Содомский довольно засмеялся:

— Как говорится, насильно мил не будешь. Но что толку в приятности? Самый приятный человек, которого я знаю, — это Гришка Белаш. Он действительно хороший парень. Но я уверен, что и у него какая-то гадость в биографии имеется.

— Почему вы так думаете? — сердито спросила Лаврова.

— Не знаю, так мне кажется. Кроме того, не стал бы он запросто так с Иконниковым нянькаться. Я думаю, у них какие-то делишки были…

Нет, это было не случайное сравнение, это был не просто подвернувшийся аргумент в споре. Такая фраза — это заявление. Пора было вмешиваться мне. Но Содомский сам неожиданно повернулся на стуле в мою сторону и сказал:

— Если я не ошибаюсь, вы инспектор Тихонов?

— Вы не ошибаетесь, Содомский. Я инспектор Тихонов, — кивнул я и учтиво добавил: — Столь широкая популярность среди распространителей театральных билетов мне льстит. Но, помнится, нас друг другу никто не представлял.

Содомский прищурился:

— Как вы понимаете, в одном замкнутом круге не может не быть разговоров о человеке, который трясет по очереди всю музыкальную общественность в связи с кражей «Страдивари». И даже если бы я был более приятным и менее умным, то мог бы сообразить, что мужчина, который во время допроса сидит в кабинете, смотрит в газету и слушает каждое мое слово, должен быть Тихонов. Так как, я вам понравился?

— Вы мне понравились, — заверил я, — А то, что вы не понравились инспектору Лавровой, пусть вас не огорчает — это ведь дело вкуса. Поэтому лучше скажите мне вот что: вы твердо уверен, что похищенная у вас в троллейбусе скрипка не имеет исторической ценности?

— Абсолютно.

— И по-прежнему утверждаете, что мастеру Батищеву ее не показывали?

— Утверждаю. Он меня с кем-то перепутал. А я никакого Бергонци в глаза не видел! И Винченцо Панормо не видел! И вообще я никогда не нарушал законов! Я всегда был готов прийти на помощь милиции, если это только требовалось!

— Я надеюсь, что милиции ваши услуги никогда не требовались, — сказал я. — А что вы сказали насчет Иконникова и Белаша?

— Ничего я не говорил! Ничего я не знаю!

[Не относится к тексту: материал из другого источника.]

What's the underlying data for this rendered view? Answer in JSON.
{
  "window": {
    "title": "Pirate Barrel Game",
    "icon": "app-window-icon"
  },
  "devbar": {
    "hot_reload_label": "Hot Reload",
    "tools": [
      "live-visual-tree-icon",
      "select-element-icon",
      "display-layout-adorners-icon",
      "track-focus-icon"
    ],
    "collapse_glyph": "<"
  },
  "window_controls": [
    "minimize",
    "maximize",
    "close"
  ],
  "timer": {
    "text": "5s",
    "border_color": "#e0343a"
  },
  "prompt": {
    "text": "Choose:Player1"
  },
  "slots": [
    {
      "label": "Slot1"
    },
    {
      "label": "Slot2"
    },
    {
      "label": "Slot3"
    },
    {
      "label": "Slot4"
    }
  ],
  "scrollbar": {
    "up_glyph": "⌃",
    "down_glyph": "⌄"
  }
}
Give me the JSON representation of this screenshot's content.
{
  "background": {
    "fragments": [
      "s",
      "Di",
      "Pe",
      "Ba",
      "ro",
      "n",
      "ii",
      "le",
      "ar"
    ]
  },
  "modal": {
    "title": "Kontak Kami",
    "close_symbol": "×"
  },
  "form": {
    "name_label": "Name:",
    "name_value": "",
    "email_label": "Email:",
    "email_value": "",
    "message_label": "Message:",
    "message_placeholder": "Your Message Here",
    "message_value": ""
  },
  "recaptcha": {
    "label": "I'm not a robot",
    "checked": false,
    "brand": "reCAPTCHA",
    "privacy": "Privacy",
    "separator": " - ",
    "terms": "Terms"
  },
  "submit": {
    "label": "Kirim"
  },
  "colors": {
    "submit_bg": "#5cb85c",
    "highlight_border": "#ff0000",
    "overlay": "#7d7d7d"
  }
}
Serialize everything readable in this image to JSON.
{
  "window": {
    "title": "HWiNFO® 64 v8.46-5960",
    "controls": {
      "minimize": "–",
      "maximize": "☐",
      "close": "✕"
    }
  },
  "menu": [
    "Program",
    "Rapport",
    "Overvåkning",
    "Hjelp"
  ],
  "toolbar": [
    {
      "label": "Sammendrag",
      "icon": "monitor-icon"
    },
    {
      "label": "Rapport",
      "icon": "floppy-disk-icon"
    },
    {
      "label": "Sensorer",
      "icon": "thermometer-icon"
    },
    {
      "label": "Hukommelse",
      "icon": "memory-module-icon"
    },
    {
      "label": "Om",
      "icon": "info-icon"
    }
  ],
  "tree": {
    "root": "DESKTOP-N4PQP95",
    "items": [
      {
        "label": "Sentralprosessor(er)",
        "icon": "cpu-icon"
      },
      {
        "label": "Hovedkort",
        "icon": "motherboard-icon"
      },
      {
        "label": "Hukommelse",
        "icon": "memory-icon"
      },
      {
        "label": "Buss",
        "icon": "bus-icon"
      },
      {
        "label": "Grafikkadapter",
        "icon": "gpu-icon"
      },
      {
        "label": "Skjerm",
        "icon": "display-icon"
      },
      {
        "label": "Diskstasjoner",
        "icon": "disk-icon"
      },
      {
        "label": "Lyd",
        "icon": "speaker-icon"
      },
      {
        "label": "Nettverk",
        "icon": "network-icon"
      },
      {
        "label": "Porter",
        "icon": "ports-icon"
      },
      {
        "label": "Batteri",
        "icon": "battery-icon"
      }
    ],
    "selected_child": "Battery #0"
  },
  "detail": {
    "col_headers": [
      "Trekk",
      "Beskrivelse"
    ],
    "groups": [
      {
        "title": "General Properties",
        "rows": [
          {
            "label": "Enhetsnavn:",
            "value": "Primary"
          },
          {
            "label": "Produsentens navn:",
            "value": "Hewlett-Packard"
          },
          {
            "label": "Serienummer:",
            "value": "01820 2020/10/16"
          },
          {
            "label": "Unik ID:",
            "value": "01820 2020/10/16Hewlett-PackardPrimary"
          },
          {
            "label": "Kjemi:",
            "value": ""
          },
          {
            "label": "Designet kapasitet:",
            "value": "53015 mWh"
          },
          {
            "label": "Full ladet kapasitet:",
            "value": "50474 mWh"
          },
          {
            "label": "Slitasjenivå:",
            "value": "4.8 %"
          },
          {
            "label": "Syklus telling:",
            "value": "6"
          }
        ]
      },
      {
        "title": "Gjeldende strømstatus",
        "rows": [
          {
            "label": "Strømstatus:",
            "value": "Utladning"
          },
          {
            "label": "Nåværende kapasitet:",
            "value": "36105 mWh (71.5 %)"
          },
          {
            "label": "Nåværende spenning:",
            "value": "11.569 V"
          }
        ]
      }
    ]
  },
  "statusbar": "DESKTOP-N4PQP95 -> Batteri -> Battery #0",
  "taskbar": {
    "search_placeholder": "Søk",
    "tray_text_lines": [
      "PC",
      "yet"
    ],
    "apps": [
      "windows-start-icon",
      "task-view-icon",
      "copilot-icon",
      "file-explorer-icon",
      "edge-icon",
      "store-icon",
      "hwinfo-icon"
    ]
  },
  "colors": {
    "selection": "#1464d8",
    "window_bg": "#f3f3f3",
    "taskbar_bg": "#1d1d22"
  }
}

Я просто сказал, что Гришка очень сильный человек — не каждый найдет в себе силы вернуться в жизнь из помойки…

— В каком смысле? — спросил я.

— Человек, который в семнадцать лет был лауреатом скрипичного конкурса, мог иметь в жизни все, а он… — Содомский замолчал и махнул рукой.

— Кто — Иконников? — спросила Лаврова.

— При чем здесь Иконников? — раздраженно сказал Содомский. — Я говорю про Белаша!

— Белаш был лауреатом? — медленно, как во сне, сказала Лаврова.

— Конечно! А вы что, не знали? — удивился Содомский. — А еще «Страдивари» хотите найти!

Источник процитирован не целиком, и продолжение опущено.